Ink and wash drawing titled Tarred Net by Margaret Olley, 1961
Due to some scheduling conflicts (having a baby this week!), my special lady friend and I limited our Sundance Film Festival attendance this year to three films. Of course, this meant that selecting the right films was much more important than usual - I Saw the Devil seemed like a sure thing. For one thing, the film's director Kim Ji-Woon is one of Korea's best-known filmmakers, and I liked both the slow-burning horror film A Tale of Two Sisters and his "spaghetti-Eastern" adventure film The Good, the Bad, and the Weird. Also, this film had a great cast anchored by Oldboy's Choi Min-Sik and JSA's Lee Byung-Hun. Director Kim and the swoon-stastic Lee got up before the screening to welcome us to the show, warning us that we were about to see an ultra-violent film about the limits of revenge. Lee went so far as to request that the audience not walk out of the screening.

Their warnings were easily justified, although I was impressed that I didn't see a single walk-out (although there were plenty of people shielding their eyes for certain scenes). The film begins with a middle-aged loner named Kyung-Chul (Choi) kidnapping a beautiful young girl and dismembering her in a back-woods workshop. When her body parts turn up in a river, the girl's boyfriend Soo-Hyun (Lee), who happens to be a special agent for Korea's National Intelligence Service, decides to go on a "revenge sabbatical" from his day job. Seem a little over the top? Kim Ji-Woon is not really known for his subtle touch, and I Saw the Devil is right in line with his typical approach, with plenty of overly dramatic music and borderline melodrama. Anyone expecting a slow-burning crime drama like Bong Joon-Ho's brilliant Mother and Memories of Murder will be disappointed, but that isn't really a fair comparison to make.

The over-the-topness of Kim's style is essential to what makes I Saw the Devil interesting. By setting the movie up as a face-off between a deadly secret agent and a remorseless sociopathic killer, Kim is able to play with the structure of the typical "revenge" movie in interesting and often humorous ways. The amped-up twists and turns of the plot are mirrored by the amped-up violence, which works up to a point but then threatens to cross over into "torture porn" territory. What saves the movie from descending into pure grotesquerie, though, is in the performances of the two extremely charismatic leads - Choi and Lee are both a lot of fun to watch, and they get to do some great Korean-style scenery-chewing in I Saw the Devil.

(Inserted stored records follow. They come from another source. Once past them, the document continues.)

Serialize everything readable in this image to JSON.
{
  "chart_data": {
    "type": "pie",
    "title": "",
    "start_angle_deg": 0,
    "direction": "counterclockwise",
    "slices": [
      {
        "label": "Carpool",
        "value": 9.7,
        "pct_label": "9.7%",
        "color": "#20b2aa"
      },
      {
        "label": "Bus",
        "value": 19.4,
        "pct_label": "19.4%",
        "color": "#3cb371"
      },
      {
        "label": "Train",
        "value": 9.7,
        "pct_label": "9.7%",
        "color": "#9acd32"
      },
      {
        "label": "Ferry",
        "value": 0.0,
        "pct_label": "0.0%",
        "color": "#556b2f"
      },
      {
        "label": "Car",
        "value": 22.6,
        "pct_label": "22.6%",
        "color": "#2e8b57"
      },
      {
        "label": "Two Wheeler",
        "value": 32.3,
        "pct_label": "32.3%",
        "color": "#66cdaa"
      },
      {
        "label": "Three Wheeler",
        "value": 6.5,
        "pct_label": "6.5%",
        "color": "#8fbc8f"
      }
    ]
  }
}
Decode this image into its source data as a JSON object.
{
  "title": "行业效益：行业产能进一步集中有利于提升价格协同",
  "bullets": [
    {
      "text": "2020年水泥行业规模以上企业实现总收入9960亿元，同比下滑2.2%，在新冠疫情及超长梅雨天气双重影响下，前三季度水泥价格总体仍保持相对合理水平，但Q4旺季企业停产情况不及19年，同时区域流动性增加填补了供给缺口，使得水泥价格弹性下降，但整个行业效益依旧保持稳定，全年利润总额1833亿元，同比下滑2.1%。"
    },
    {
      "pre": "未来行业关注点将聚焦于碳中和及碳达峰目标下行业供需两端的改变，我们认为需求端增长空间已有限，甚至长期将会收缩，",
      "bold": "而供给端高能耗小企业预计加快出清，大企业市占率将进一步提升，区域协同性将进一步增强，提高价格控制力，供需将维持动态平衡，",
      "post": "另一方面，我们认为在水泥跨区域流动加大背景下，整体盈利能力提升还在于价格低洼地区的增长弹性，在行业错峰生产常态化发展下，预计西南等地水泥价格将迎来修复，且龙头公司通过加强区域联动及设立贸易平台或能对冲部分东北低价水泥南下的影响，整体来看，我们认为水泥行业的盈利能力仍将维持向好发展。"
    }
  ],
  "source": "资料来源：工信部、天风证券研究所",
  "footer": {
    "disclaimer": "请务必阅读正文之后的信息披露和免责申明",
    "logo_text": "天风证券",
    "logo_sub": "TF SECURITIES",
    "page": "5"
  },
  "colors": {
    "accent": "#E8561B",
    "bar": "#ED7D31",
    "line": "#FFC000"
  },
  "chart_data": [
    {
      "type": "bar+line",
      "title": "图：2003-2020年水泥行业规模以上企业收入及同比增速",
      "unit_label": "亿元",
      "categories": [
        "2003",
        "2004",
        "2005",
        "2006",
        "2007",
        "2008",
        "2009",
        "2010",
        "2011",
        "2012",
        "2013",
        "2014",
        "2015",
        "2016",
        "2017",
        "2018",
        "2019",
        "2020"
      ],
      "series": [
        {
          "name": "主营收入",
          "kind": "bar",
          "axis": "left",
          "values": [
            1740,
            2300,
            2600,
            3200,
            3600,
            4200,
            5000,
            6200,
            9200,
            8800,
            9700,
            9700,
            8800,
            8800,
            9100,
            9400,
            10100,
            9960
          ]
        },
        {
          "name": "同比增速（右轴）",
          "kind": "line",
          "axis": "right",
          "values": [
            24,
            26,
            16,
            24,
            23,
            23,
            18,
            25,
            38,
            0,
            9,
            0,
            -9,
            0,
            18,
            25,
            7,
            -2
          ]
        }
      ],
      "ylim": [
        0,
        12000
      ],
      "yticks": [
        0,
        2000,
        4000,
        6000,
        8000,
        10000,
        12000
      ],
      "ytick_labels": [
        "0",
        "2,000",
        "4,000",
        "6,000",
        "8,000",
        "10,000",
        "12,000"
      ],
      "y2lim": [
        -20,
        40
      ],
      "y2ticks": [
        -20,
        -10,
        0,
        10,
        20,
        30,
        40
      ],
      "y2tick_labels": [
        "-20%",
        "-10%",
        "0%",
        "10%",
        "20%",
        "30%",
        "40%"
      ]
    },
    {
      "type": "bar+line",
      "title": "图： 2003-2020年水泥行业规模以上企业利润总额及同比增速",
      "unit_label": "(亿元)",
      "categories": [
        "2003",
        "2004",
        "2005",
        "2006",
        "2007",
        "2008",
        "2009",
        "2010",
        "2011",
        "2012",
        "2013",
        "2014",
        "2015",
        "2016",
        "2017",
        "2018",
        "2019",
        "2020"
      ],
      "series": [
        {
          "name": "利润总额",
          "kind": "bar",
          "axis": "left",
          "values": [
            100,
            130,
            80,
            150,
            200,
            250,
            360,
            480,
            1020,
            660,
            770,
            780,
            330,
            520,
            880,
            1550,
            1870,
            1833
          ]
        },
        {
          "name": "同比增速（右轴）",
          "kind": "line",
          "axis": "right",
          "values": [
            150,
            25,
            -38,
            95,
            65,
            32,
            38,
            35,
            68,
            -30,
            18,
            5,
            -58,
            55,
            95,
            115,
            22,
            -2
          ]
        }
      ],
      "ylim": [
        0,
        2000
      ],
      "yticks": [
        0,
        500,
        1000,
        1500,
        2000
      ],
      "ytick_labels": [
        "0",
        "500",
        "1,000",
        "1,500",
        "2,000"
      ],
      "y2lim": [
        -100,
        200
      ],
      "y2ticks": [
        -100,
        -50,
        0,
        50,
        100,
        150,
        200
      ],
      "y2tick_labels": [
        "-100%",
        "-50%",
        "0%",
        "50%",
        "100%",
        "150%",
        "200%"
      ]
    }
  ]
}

It's worth noting that this movie, in its original cut, was banned from theaters in Korea for "damaging the dignity of human values." I'm not sure if we saw the original edit or the modified one that eventually got released in Korea, but it was fairly extreme. I wouldn't recommend it for any squeamish movie fans - this is one for the "Asia extreme" crowd, although any iron-stomached fan of modern Korean cinema will find some great acting and humor in I Saw the Devil, under a liberal coating of human entrails.